Si tratta ovviamente di attività illecite che gli Stati Uniti hanno cercato sempre di condannare partendo dal presupposto che una democrazia si colloca su un livello morale e di trasparenza superiore a quello di un regime totalitario. Ma oggi le carte sul tavolo si sono invertite o meglio allineate. Le rivelazioni di intrusioni della National security agency nel traffico telefonico e digitale degli americani allunga un'ombra sui credo fondamentali di libertà e tutela dei diritti civili. I casi non mancano: le intrusioni alcune settimane fa nella rete telefonica Ap ad esempio oppure, tempo addietro la penetrazione delle reti iraniane che controllavano gli sviluppi e la ricerca nucleare. Obama ieri ha cercato di rassicurare: «Non ascoltiamo le conversazioni degli americani – ha detto – cerchiamo di identificare contatti fra personaggi sospetti per giocare d'anticipo si attacchi terroristici».

Ma la linea di demarcazione è molto sottile. È vero che personaggi autorevoli come Eric Schimdt hanno identificato la Cina come il più pericoloso e sofisticato "cyberthief" che minaccia le aziende internazionali; o l'ex segretario al Tesoro Hank Paulson ha definito la questione ciberterrorismo fra Usa e Cina «esplosiva»: si temono attacchi a centrali elettriche che potrebbero paralizzare il Paese.

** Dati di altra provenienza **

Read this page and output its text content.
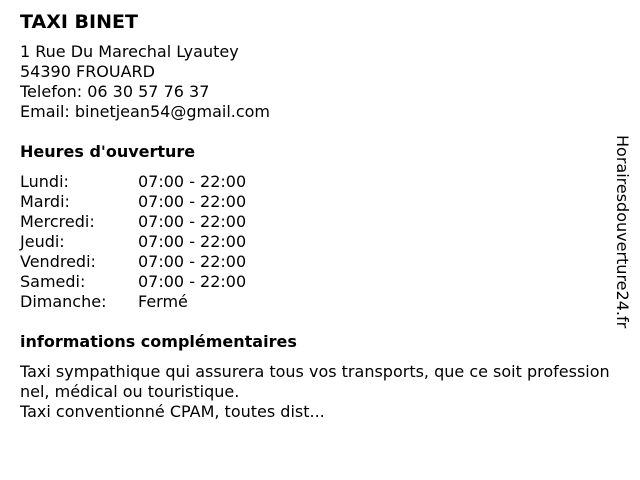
TAXI BINET

1 Rue Du Marechal Lyautey

54390 FROUARD

Telefon: 06 30 57 76 37

Email: binetjean54@gmail.com

Heures d'ouverture
Lundi:	07:00 - 22:00
Mardi:	07:00 - 22:00
Mercredi:	07:00 - 22:00
Jeudi:	07:00 - 22:00
Vendredi:	07:00 - 22:00
Samedi:	07:00 - 22:00
Dimanche:	Fermé
informations complémentaires

Taxi sympathique qui assurera tous vos transports, que ce soit professionnel, médical ou touristique.

Taxi conventionné CPAM, toutes dist...

Horairesdouverture24.fr
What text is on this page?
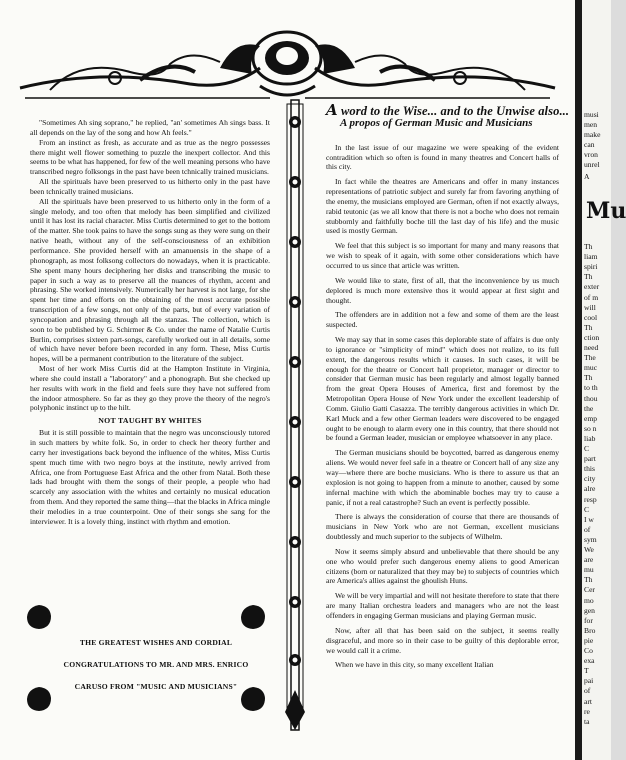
"Sometimes Ah sing soprano," he replied, "an' sometimes Ah sings bass. It all depends on the lay of the song and how Ah feels."

From an instinct as fresh, as accurate and as true as the negro possesses there might well flower something to puzzle the inexpert collector. And this seems to be what has happened, for few of the well meaning persons who have transcribed negro folksongs in the past have been tchnically trained musicians.

All the spirituals have been preserved to us hitherto only in the past have been tchnically trained musicians.

All the spirituals have been preserved to us hitherto only in the form of a single melody, and too often that melody has been simplified and civilized until it has lost its racial character. Miss Curtis determined to get to the bottom of the matter. She took pains to have the songs sung as they were sung on their native heath, without any of the self-consciousness of an exhibition performance. She provided herself with an amanuensis in the shape of a phonograph, as most folksong collectors do nowadays, when it is practicable. She spent many hours deciphering her disks and transcribing the music to paper in such a way as to preserve all the nuances of rhythm, accent and phrasing. She worked intensively. Numerically her harvest is not large, for she spent her time and efforts on the obtaining of the most accurate possible transcription of a few songs, not only of the parts, but of every variation of syncopation and phrasing through all the stanzas. The collection, which is soon to be published by G. Schirmer & Co. under the name of Natalie Curtis Burlin, comprises sixteen part-songs, carefully worked out in all details, some of which have never before been recorded in any form. These, Miss Curtis hopes, will be a permanent contribution to the literature of the subject.

Most of her work Miss Curtis did at the Hampton Institute in Virginia, where she could install a "laboratory" and a phonograph. But she checked up her results with work in the field and feels sure they have not suffered from the indoor atmosphere. So far as they go they prove the theory of the negro's polyphonic instinct up to the hilt.

NOT TAUGHT BY WHITES

But it is still possible to maintain that the negro was unconsciously tutored in such matters by white folk. So, in order to check her theory further and carry her investigations back beyond the influence of the whites, Miss Curtis spent much time with two negro boys at the institute, newly arrived from Africa, one from Portuguese East Africa and the other from Natal. Both these lads had brought with them the songs of their people, a people who had scarcely any association with the whites and certainly no musical education from them. And they reported the same thing—that the blacks in Africa mingle their melodies in a true counterpoint. One of their songs she sang for the interviewer. It is a lovely thing, instinct with rhythm and emotion.

THE GREATEST WISHES AND CORDIAL
CONGRATULATIONS TO MR. AND MRS. ENRICO
CARUSO FROM "MUSIC AND MUSICIANS"
A word to the Wise... and to the Unwise also...
A propos of German Music and Musicians

In the last issue of our magazine we were speaking of the evident contradition which so often is found in many theatres and Concert halls of this city.

In fact while the theatres are Americans and offer in many instances representations of patriotic subject and surely far from favoring anything of the enemy, the musicians employed are German, often if not exactly always, rabid teutonic (as we all know that there is not a boche who does not remain stubbornly and faithfully boche till the last day of his life) and the music used is mostly German.

We feel that this subject is so important for many and many reasons that we wish to speak of it again, with some other considerations which have occurred to us since that article was written.

We would like to state, first of all, that the inconvenience by us much deplored is much more extensive thos it would appear at first sight and thought.

The offenders are in addition not a few and some of them are the least suspected.

We may say that in some cases this deplorable state of affairs is due only to ignorance or "simplicity of mind" which does not realize, to its full extent, the dangerous results which it causes. In such cases, it will be enough for the theatre or Concert hall proprietor, manager or director to consider that German music has been regularly and almost legally banned from the great Opera Houses of America, first and foremost by the Metropolitan Opera House of New York under the excellent leadership of Comm. Giulio Gatti Casazza. The terribly dangerous activities in which Dr. Karl Muck and a few other German leaders were discovered to be engaged ought to be enough to alarm every one in this country, that there should not be found a German leader, musician or employee whatsoever in any place.

The German musicians should be boycotted, barred as dangerous enemy aliens. We would never feel safe in a theatre or Concert hall of any size any way—where there are boche musicians. Who is there to assure us that an explosion is not going to happen from a minute to another, caused by some infernal machine with which the abominable boches may try to cause a panic, if not a real catastrophe? Such an event is perfectly possible.

There is always the consideration of course that there are thousands of musicians in New York who are not German, excellent musicians doubtlessly and much superior to the subjects of Wilhelm.

Now it seems simply absurd and unbelievable that there should be any one who would prefer such dangerous enemy aliens to good American citizens (born or naturalized that they may be) to subjects of countries which are America's allies against the ghoulish Huns.

We will be very impartial and will not hesitate therefore to state that there are many Italian orchestra leaders and managers who are not the least offenders in engaging German musicians and playing German music.

Now, after all that has been said on the subject, it seems really disgraceful, and more so in their case to be guilty of this deplorable error, we would call it a crime.

When we have in this city, so many excellent Italian

musi
men
make
can
vron
unrel
A
Mu
Th
liam
spiri
Th
exter
of m
will
cool
Th
ction
need
The
muc
Th
to th
thou
the
emp
so n
liab
C
part
this
city
alre
resp
C
I w
of
sym
We
are
mu
Th
Cer
mo
gen
for
Bro
pie
Co
exa
T
pai
of
art
re
ta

Alcuni calcolano i danni per gli attacchi di questi anni in centinania di miliardi di dollari. Ma perché Obama ha chiesto lo scorso inverno una proroga di 5 anni del Patriot Act una delle leggi dell'amministrazione Bush più criticate da Obama proprio per i rischi di violazione di privacy? Se Obama arriva con un po' di imbarazzo a questo vertice storico, il primo in maniche di camicia fra un leader americano e un leader cinese non è un male. Il "riallineamento" ripropone con forza la necessità di trovare delle soluzioni in grado di tutelare quanto più possibile sia la sicurezza che i diritti civili. Sarebbe bene che la soluzione la cerchino insieme, magari in un contesto multilaterale.